May 2021
Bio Note: My day job is teaching community college students to write. I also write and publish
mystery novels and poetry despite the pandemic, college consolidations, and the incredible boredom of technology.
My poet husband, my sweet Labrador, a passion for recipes, and long walks keep me (minimally) sane. I’m deliriously
happy to be vaccinated. Find me at www.laurelpeterson.com
and on Twitter, Instagram and Facebook.
Montreal
Like the fact that they all speak French— in this front left pocket of an English nation’s coat. Like the fireworks on Wednesday and Saturday nights, people packed politely all along the Quays above Cirque de Soleil’s tent of explosions and sparkle. the Vieux-Port streets stacked with cars like a rich boy’s toy chest. Like that the heels are so high and the skirts so short you can see France if you squat to pick up a dime in the dirt— and Jesus looms over it all, reaching his blessing hands out toward the St.

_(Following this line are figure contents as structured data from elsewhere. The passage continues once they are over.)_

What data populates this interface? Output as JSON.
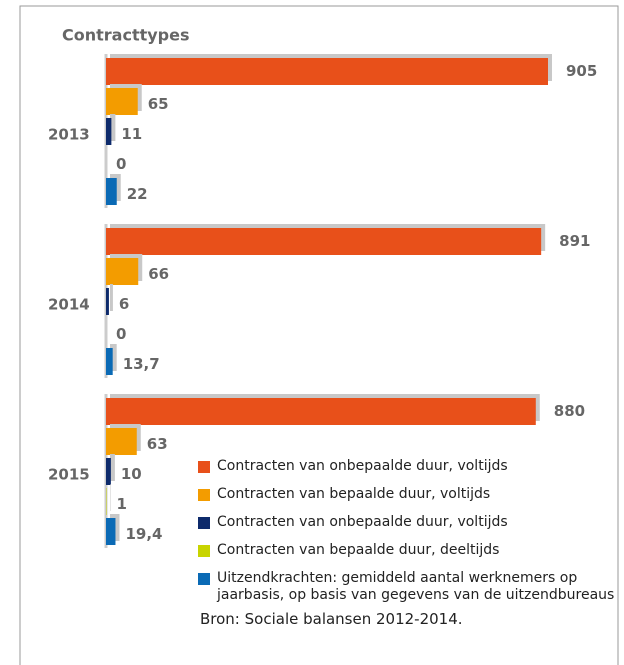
{
  "chart_data": {
    "type": "bar",
    "orientation": "horizontal",
    "title": "Contracttypes",
    "categories": [
      "2013",
      "2014",
      "2015"
    ],
    "series": [
      {
        "name": "Contracten van onbepaalde duur, voltijds",
        "color": "#e8501a",
        "values": [
          905,
          891,
          880
        ]
      },
      {
        "name": "Contracten van bepaalde duur, voltijds",
        "color": "#f39c00",
        "values": [
          65,
          66,
          63
        ]
      },
      {
        "name": "Contracten van onbepaalde duur, voltijds",
        "color": "#0d2a6b",
        "values": [
          11,
          6,
          10
        ]
      },
      {
        "name": "Contracten van bepaalde duur, deeltijds",
        "color": "#c8d400",
        "values": [
          0,
          0,
          1
        ]
      },
      {
        "name": "Uitzendkrachten: gemiddeld aantal werknemers op jaarbasis, op basis van gegevens van de uitzendbureaus",
        "color": "#0a6ab5",
        "values": [
          22,
          13.7,
          19.4
        ],
        "value_labels": [
          "22",
          "13,7",
          "19,4"
        ]
      }
    ],
    "source": "Bron: Sociale balansen 2012-2014."
  }
}
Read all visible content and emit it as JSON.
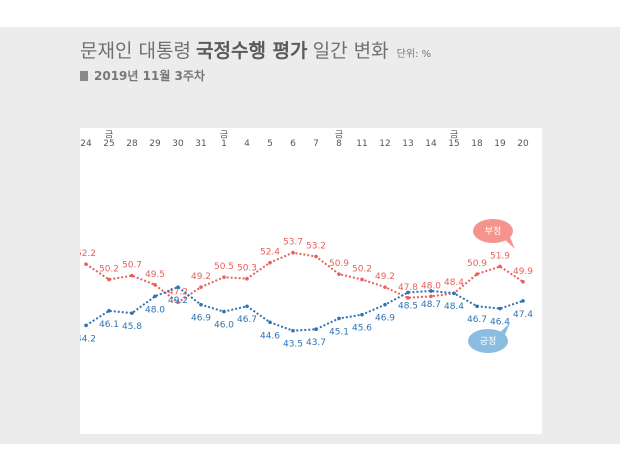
{
  "header": {
    "title_light": "문재인 대통령",
    "title_bold": "국정수행 평가",
    "title_tail": "일간 변화",
    "unit": "단위: %",
    "subtitle": "2019년 11월 3주차"
  },
  "colors": {
    "negative": "#e8605a",
    "positive": "#2f73b5",
    "negative_bubble": "#f4948c",
    "positive_bubble": "#8bbde0"
  },
  "chart_data": {
    "type": "line",
    "categories": [
      "24",
      "25",
      "28",
      "29",
      "30",
      "31",
      "1",
      "4",
      "5",
      "6",
      "7",
      "8",
      "11",
      "12",
      "13",
      "14",
      "15",
      "18",
      "19",
      "20"
    ],
    "friday_marker": "금",
    "friday_indices": [
      1,
      6,
      11,
      16
    ],
    "series": [
      {
        "name": "부정",
        "values": [
          52.2,
          50.2,
          50.7,
          49.5,
          47.2,
          49.2,
          50.5,
          50.3,
          52.4,
          53.7,
          53.2,
          50.9,
          50.2,
          49.2,
          47.8,
          48.0,
          48.4,
          50.9,
          51.9,
          49.9
        ],
        "labels": [
          "52.2",
          "50.2",
          "50.7",
          "49.5",
          "47.2",
          "49.2",
          "50.5",
          "50.3",
          "52.4",
          "53.7",
          "53.2",
          "50.9",
          "50.2",
          "49.2",
          "47.8",
          "48.0",
          "48.4",
          "50.9",
          "51.9",
          "49.9"
        ]
      },
      {
        "name": "긍정",
        "values": [
          44.2,
          46.1,
          45.8,
          48.0,
          49.2,
          46.9,
          46.0,
          46.7,
          44.6,
          43.5,
          43.7,
          45.1,
          45.6,
          46.9,
          48.5,
          48.7,
          48.4,
          46.7,
          46.4,
          47.4
        ],
        "labels": [
          "44.2",
          "46.1",
          "45.8",
          "48.0",
          "49.2",
          "46.9",
          "46.0",
          "46.7",
          "44.6",
          "43.5",
          "43.7",
          "45.1",
          "45.6",
          "46.9",
          "48.5",
          "48.7",
          "48.4",
          "46.7",
          "46.4",
          "47.4"
        ]
      }
    ],
    "ylim": [
      30,
      70
    ],
    "grid": false
  }
}
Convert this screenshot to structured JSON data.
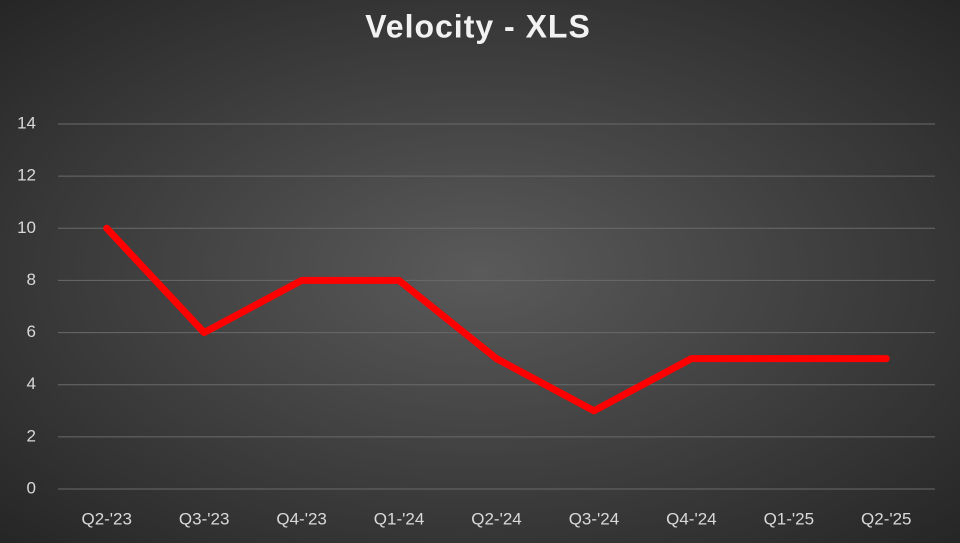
{
  "chart_data": {
    "type": "line",
    "title": "Velocity - XLS",
    "categories": [
      "Q2-'23",
      "Q3-'23",
      "Q4-'23",
      "Q1-'24",
      "Q2-'24",
      "Q3-'24",
      "Q4-'24",
      "Q1-'25",
      "Q2-'25"
    ],
    "values": [
      10,
      6,
      8,
      8,
      5,
      3,
      5,
      5,
      5
    ],
    "color": "#ff0000",
    "ylim": [
      0,
      14
    ],
    "yticks": [
      0,
      2,
      4,
      6,
      8,
      10,
      12,
      14
    ],
    "grid": true
  }
}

Lawrence, and behind Him, the cross that Paul Chomedey de Maisonneuve dragged to the top of Mont Royal to repay God for not washing them all out to sea. Like here we are, you and me, eating and drinking and playing and walking our feet to blisters and listening to Violette sing jazz she’s too young and pure to understand, grateful we still like each other, grateful we can remember life is good, remember we were young once, and this is what it was like.

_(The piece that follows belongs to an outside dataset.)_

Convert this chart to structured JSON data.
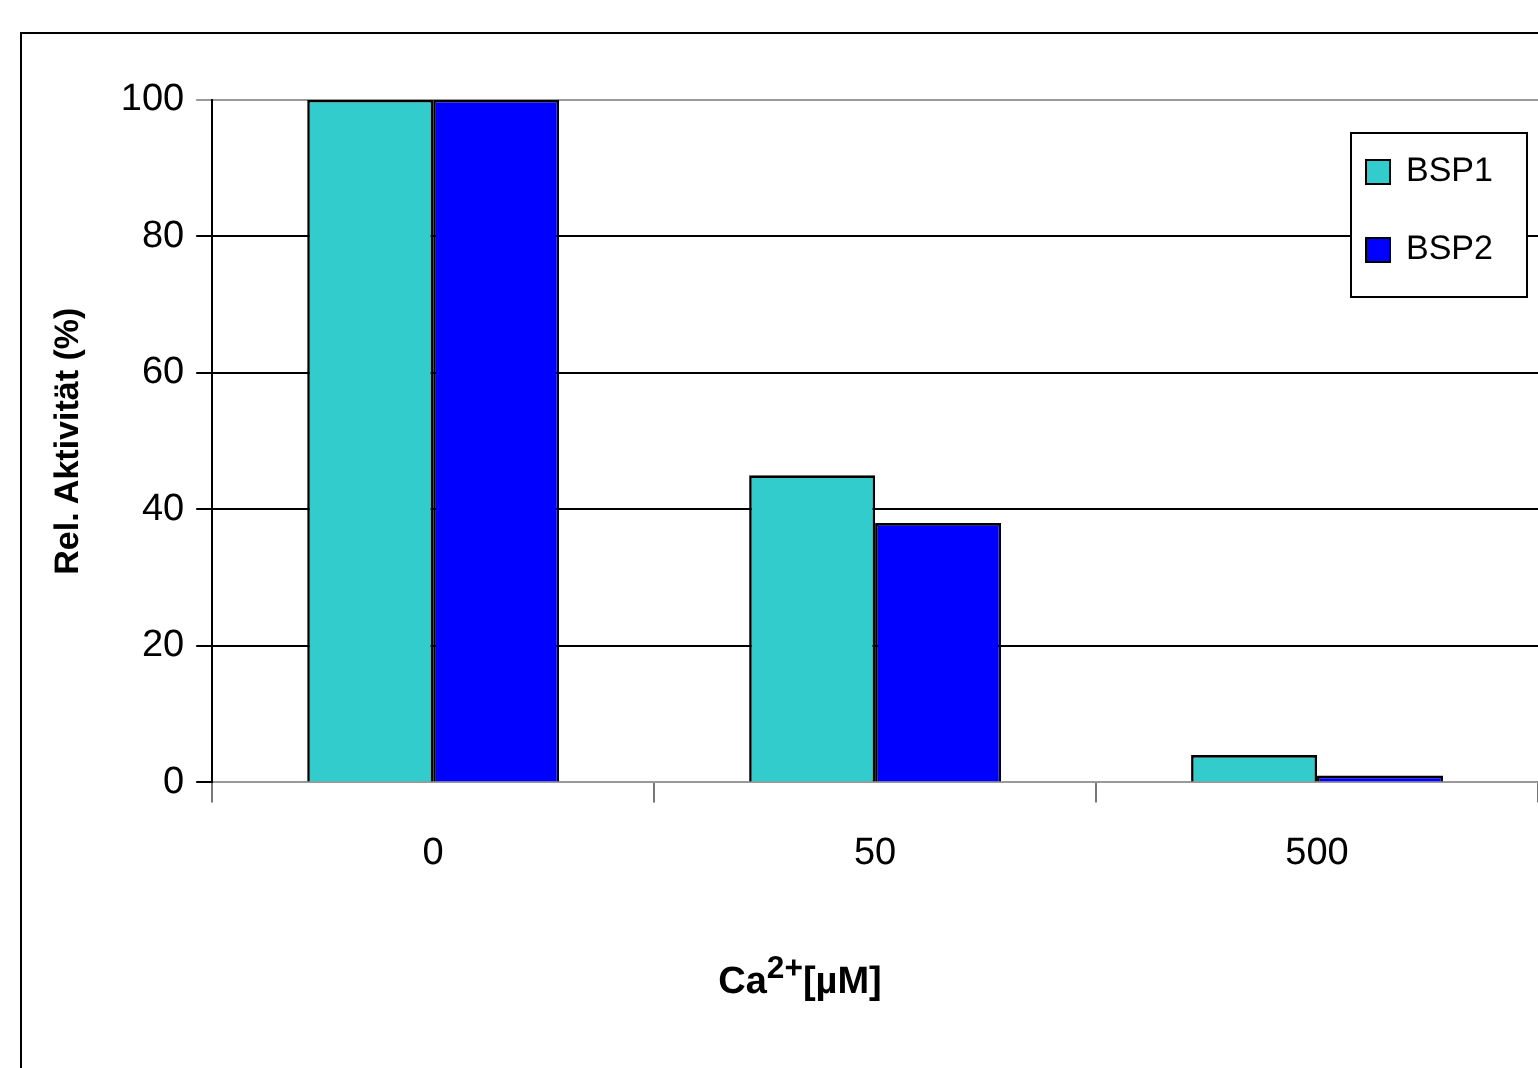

Lost Friendship Revenge Fantasies
I. You call, asking to explain how much it pained you to abandon me. We meet at a bar, order drinks. The drinks arrive. Before you can begin, I drop money on the table, walk out. II. Your ex stays in touch, mostly for the mothering he hopes I’ll give him. When I refuse, he feels at home. I tell him we like him better than you. These days, he talks to you more than when you were married. He tells you everything. III. You want to grow peaches in your back yard. A peach tree has volunteered from a compost pit. Hope it wasn’t a hybrid. Hope all those squirrels you feed go on vacation at harvest. IV. At midnight, I take a pair of scissors and head to the feather labyrinth you lovingly created. The scissors are very sharp. The feathers, their throats are easily cut. VI. Crazy doctor divorces his crazy wife and marries crazy you. VI. New people move in next door to you. They own a German Shepherd, which they keep outside. It barks day and night. To cover the barking, they turn the hip-hop up loud, have weekend barbeques for all their friends. VIII. One day, you open your closets and all the things you have neglected avalanche.

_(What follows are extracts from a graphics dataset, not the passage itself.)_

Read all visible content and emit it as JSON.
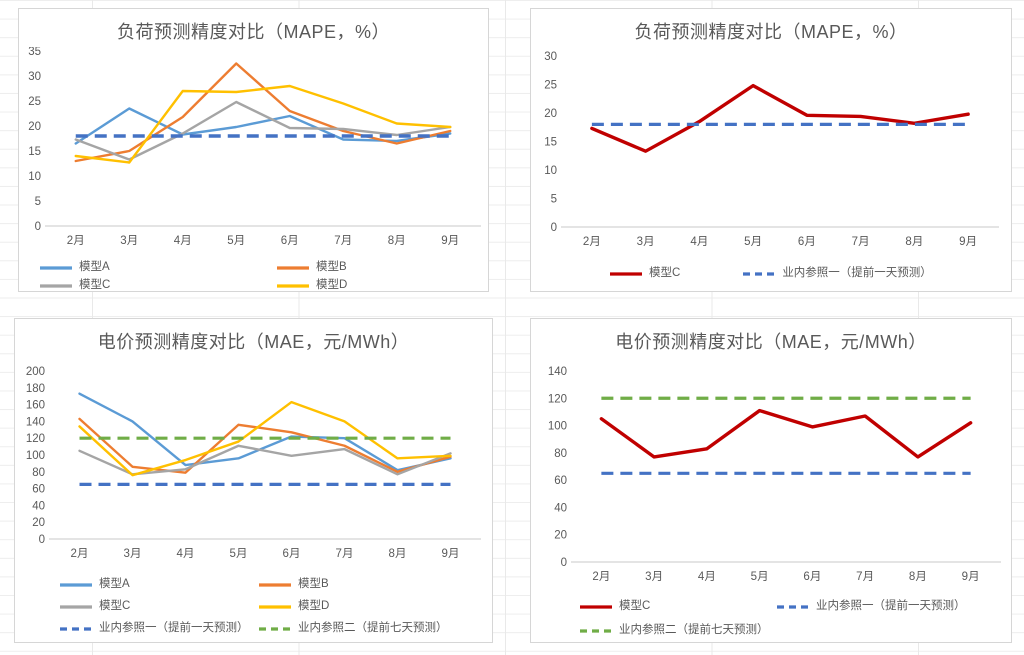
{
  "app": {
    "background": "excel-worksheet-grid",
    "grid_line_color": "#ededed"
  },
  "colors": {
    "model_a_blue": "#5B9BD5",
    "model_b_orange": "#ED7D31",
    "model_c_gray": "#A5A5A5",
    "model_d_yellow": "#FFC000",
    "model_c_red": "#C00000",
    "ref_one_blue_dashed": "#4472C4",
    "ref_two_green_dashed": "#70AD47",
    "axis_text": "#595959",
    "chart_border": "#D6D6D6",
    "axis_line": "#C9C9C9"
  },
  "chart_data": [
    {
      "type": "line",
      "title": "负荷预测精度对比（MAPE，%）",
      "categories": [
        "2月",
        "3月",
        "4月",
        "5月",
        "6月",
        "7月",
        "8月",
        "9月"
      ],
      "ylim": [
        0,
        35
      ],
      "ytick_step": 5,
      "grid": false,
      "legend_position": "bottom",
      "legend_columns": 2,
      "series": [
        {
          "name": "模型A",
          "color": "#5B9BD5",
          "style": "solid",
          "width": 2.4,
          "in_legend": true,
          "values": [
            16.5,
            23.5,
            18.3,
            19.8,
            22.0,
            17.3,
            17.0,
            18.5
          ]
        },
        {
          "name": "模型B",
          "color": "#ED7D31",
          "style": "solid",
          "width": 2.4,
          "in_legend": true,
          "values": [
            13.0,
            15.0,
            21.8,
            32.5,
            23.0,
            19.0,
            16.5,
            19.0
          ]
        },
        {
          "name": "模型C",
          "color": "#A5A5A5",
          "style": "solid",
          "width": 2.4,
          "in_legend": true,
          "values": [
            17.3,
            13.3,
            18.5,
            24.8,
            19.6,
            19.4,
            18.2,
            19.8
          ]
        },
        {
          "name": "模型D",
          "color": "#FFC000",
          "style": "solid",
          "width": 2.4,
          "in_legend": true,
          "values": [
            14.0,
            12.7,
            27.0,
            26.8,
            28.0,
            24.5,
            20.5,
            19.8
          ]
        },
        {
          "name": "业内参照一（提前一天预测）",
          "color": "#4472C4",
          "style": "dashed",
          "width": 3.5,
          "in_legend": false,
          "values": 18
        }
      ]
    },
    {
      "type": "line",
      "title": "负荷预测精度对比（MAPE，%）",
      "categories": [
        "2月",
        "3月",
        "4月",
        "5月",
        "6月",
        "7月",
        "8月",
        "9月"
      ],
      "ylim": [
        0,
        30
      ],
      "ytick_step": 5,
      "grid": false,
      "legend_position": "bottom",
      "legend_columns": 2,
      "series": [
        {
          "name": "模型C",
          "color": "#C00000",
          "style": "solid",
          "width": 3.4,
          "in_legend": true,
          "values": [
            17.3,
            13.3,
            18.5,
            24.8,
            19.6,
            19.4,
            18.2,
            19.8
          ]
        },
        {
          "name": "业内参照一（提前一天预测）",
          "color": "#4472C4",
          "style": "dashed",
          "width": 3.2,
          "in_legend": true,
          "values": 18
        }
      ]
    },
    {
      "type": "line",
      "title": "电价预测精度对比（MAE，元/MWh）",
      "categories": [
        "2月",
        "3月",
        "4月",
        "5月",
        "6月",
        "7月",
        "8月",
        "9月"
      ],
      "ylim": [
        0,
        200
      ],
      "ytick_step": 20,
      "grid": false,
      "legend_position": "bottom",
      "legend_columns": 2,
      "series": [
        {
          "name": "模型A",
          "color": "#5B9BD5",
          "style": "solid",
          "width": 2.4,
          "in_legend": true,
          "values": [
            173,
            140,
            88,
            96,
            122,
            120,
            82,
            96
          ]
        },
        {
          "name": "模型B",
          "color": "#ED7D31",
          "style": "solid",
          "width": 2.4,
          "in_legend": true,
          "values": [
            143,
            86,
            79,
            136,
            127,
            111,
            80,
            98
          ]
        },
        {
          "name": "模型C",
          "color": "#A5A5A5",
          "style": "solid",
          "width": 2.4,
          "in_legend": true,
          "values": [
            105,
            77,
            83,
            111,
            99,
            107,
            77,
            102
          ]
        },
        {
          "name": "模型D",
          "color": "#FFC000",
          "style": "solid",
          "width": 2.4,
          "in_legend": true,
          "values": [
            134,
            76,
            94,
            116,
            163,
            140,
            96,
            99
          ]
        },
        {
          "name": "业内参照一（提前一天预测）",
          "color": "#4472C4",
          "style": "dashed",
          "width": 3.2,
          "in_legend": true,
          "values": 65
        },
        {
          "name": "业内参照二（提前七天预测）",
          "color": "#70AD47",
          "style": "dashed",
          "width": 3.2,
          "in_legend": true,
          "values": 120
        }
      ]
    },
    {
      "type": "line",
      "title": "电价预测精度对比（MAE，元/MWh）",
      "categories": [
        "2月",
        "3月",
        "4月",
        "5月",
        "6月",
        "7月",
        "8月",
        "9月"
      ],
      "ylim": [
        0,
        140
      ],
      "ytick_step": 20,
      "grid": false,
      "legend_position": "bottom",
      "legend_columns": 2,
      "series": [
        {
          "name": "模型C",
          "color": "#C00000",
          "style": "solid",
          "width": 3.4,
          "in_legend": true,
          "values": [
            105,
            77,
            83,
            111,
            99,
            107,
            77,
            102
          ]
        },
        {
          "name": "业内参照一（提前一天预测）",
          "color": "#4472C4",
          "style": "dashed",
          "width": 3.2,
          "in_legend": true,
          "values": 65
        },
        {
          "name": "业内参照二（提前七天预测）",
          "color": "#70AD47",
          "style": "dashed",
          "width": 3.2,
          "in_legend": true,
          "values": 120
        }
      ]
    }
  ]
}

Stan Stops to Look at the View
He was only a cyclist who stopped, to look back like Lot’s wife, fifty feet from a hairpin turn at the edge of a California canyon. How was he to know a blonde honeypot in the cutest little silver Fiat would come tearing down the straightaway, see him standing in his shiny tight shorts and little helmet and lose control, the Fiat banging through the guardrail and arcing out in a graceful leap like a deer, just before the hunter shoots.